As is clearly evident with this new NIE on Iran, the intelligence professionals have relearned something about their craft: when everyone agrees on everything, start over and find the contradiction or the omission that, if pursued, “turns the world upside down.”

That is the message of the key findings of the NIE: the Intelligence Community finds with “high confidence” that Tehran “halted its nuclear weapons program in 2003” and further finds with “moderate confidence” that this program has not been restarted.” The question remaining is for how long Tehran will sustain this hiatus – especially if the Bush administration refuses to change its stance.

The other fact — highly dangerous — the ayatollahs must weigh is Bush’s insistence that Iran “come clean,” a demand that indicates that Bush, unlike the Intelligence Community, still has learned nothing of the psychology of the Middle East. In the end, it is the political professionals, not the intelligence analysts, who make policy and implement programs. When the politicians let ideology override the facts, the mistakes of the past inevitably become the mistakes of the future. How else can one explain the efforts by conservative fear-mongering pundits to embrace a tortured interpretation of the latest report of the IAEA on Iran’s nuclear programs?

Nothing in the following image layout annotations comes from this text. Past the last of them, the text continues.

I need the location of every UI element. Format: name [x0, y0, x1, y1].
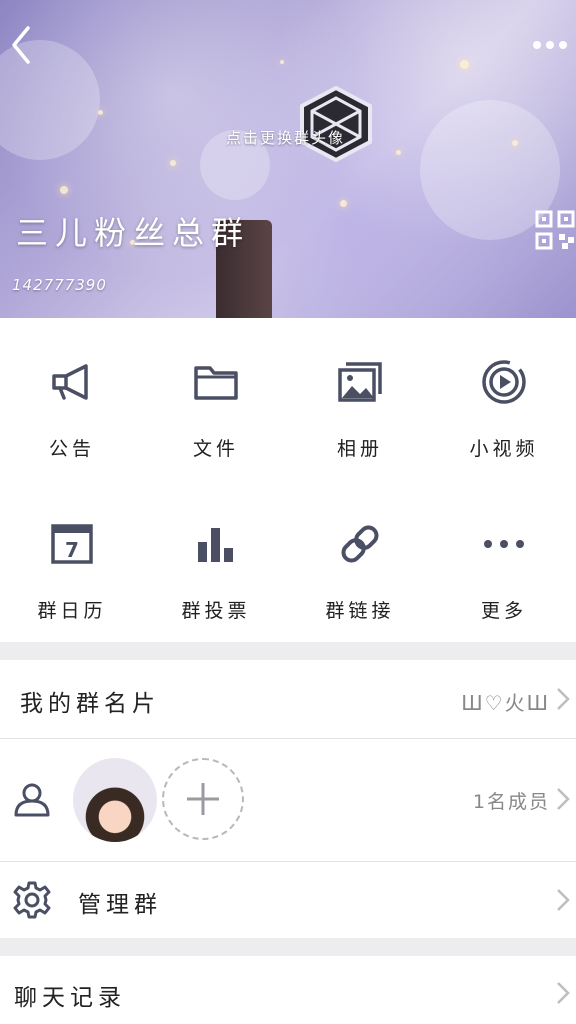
- feature-label: 文件: [192, 438, 239, 460]
- feature-announcement[interactable]: 公告: [0, 318, 144, 480]
- more-icon: [484, 540, 524, 548]
- feature-short-video[interactable]: 小视频: [432, 318, 576, 480]
- chevron-right-icon: [557, 788, 570, 810]
- bokeh-decoration: [280, 60, 284, 64]
- qr-code-icon: [535, 210, 575, 250]
- feature-label: 群日历: [37, 600, 107, 622]
- group-name: 三儿粉丝总群: [16, 214, 251, 252]
- my-group-card-value: Ш♡火Ш: [461, 691, 550, 715]
- bokeh-decoration: [340, 200, 347, 207]
- feature-label: 相册: [336, 438, 383, 460]
- bokeh-decoration: [460, 60, 469, 69]
- my-group-card-label: 我的群名片: [20, 691, 160, 717]
- feature-calendar[interactable]: 7 群日历: [0, 480, 144, 642]
- chat-history-row[interactable]: 聊天记录: [0, 956, 576, 1024]
- member-count: 1名成员: [472, 791, 550, 813]
- manage-group-label: 管理群: [78, 892, 162, 918]
- folder-icon: [194, 366, 238, 400]
- link-icon: [341, 525, 379, 563]
- my-group-card-row[interactable]: 我的群名片 Ш♡火Ш: [0, 660, 576, 738]
- feature-album[interactable]: 相册: [288, 318, 432, 480]
- feature-label: 公告: [48, 438, 95, 460]
- feature-vote[interactable]: 群投票: [144, 480, 288, 642]
- group-header-banner[interactable]: 点击更换群头像 三儿粉丝总群 142777390: [0, 0, 576, 318]
- group-avatar[interactable]: [296, 84, 376, 164]
- chat-history-label: 聊天记录: [14, 985, 126, 1011]
- bokeh-decoration: [170, 160, 176, 166]
- feature-files[interactable]: 文件: [144, 318, 288, 480]
- megaphone-icon: [52, 364, 88, 400]
- members-row[interactable]: 1名成员: [0, 739, 576, 861]
- feature-label: 更多: [480, 600, 527, 622]
- add-member-button[interactable]: [162, 758, 244, 840]
- feature-label: 群投票: [181, 600, 251, 622]
- chevron-right-icon: [557, 889, 570, 911]
- member-avatar[interactable]: [73, 758, 157, 842]
- chevron-left-icon: [12, 26, 30, 64]
- feature-link[interactable]: 群链接: [288, 480, 432, 642]
- members-icon: [14, 783, 50, 817]
- chevron-right-icon: [557, 982, 570, 1004]
- video-icon: [482, 360, 526, 404]
- plus-icon: [187, 783, 219, 815]
- gear-icon: [13, 881, 51, 919]
- calendar-icon: 7: [51, 524, 93, 564]
- feature-more[interactable]: 更多: [432, 480, 576, 642]
- more-dots-icon: [533, 41, 567, 49]
- group-id: 142777390: [12, 276, 107, 294]
- section-divider: [0, 642, 576, 660]
- bokeh-decoration: [98, 110, 103, 115]
- bokeh-decoration: [512, 140, 518, 146]
- qr-code-button[interactable]: [535, 210, 576, 252]
- bokeh-decoration: [60, 186, 68, 194]
- hexagon-logo-icon: [300, 85, 372, 163]
- album-icon: [338, 362, 382, 402]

The moral is simple. If one believes in witches and warlocks, one will be able to find evidence they exist and eventually the actual beings. The administration and the world believed Saddam had weapons, and he obliged by dropping hints and acting as if he were hiding something.

The White House is trying to convince the public that Iran is another Iraq and is an imminent danger to the world. But this time, the world is not buying. The administration’s ploy this time will not turn anyone’s world upside down.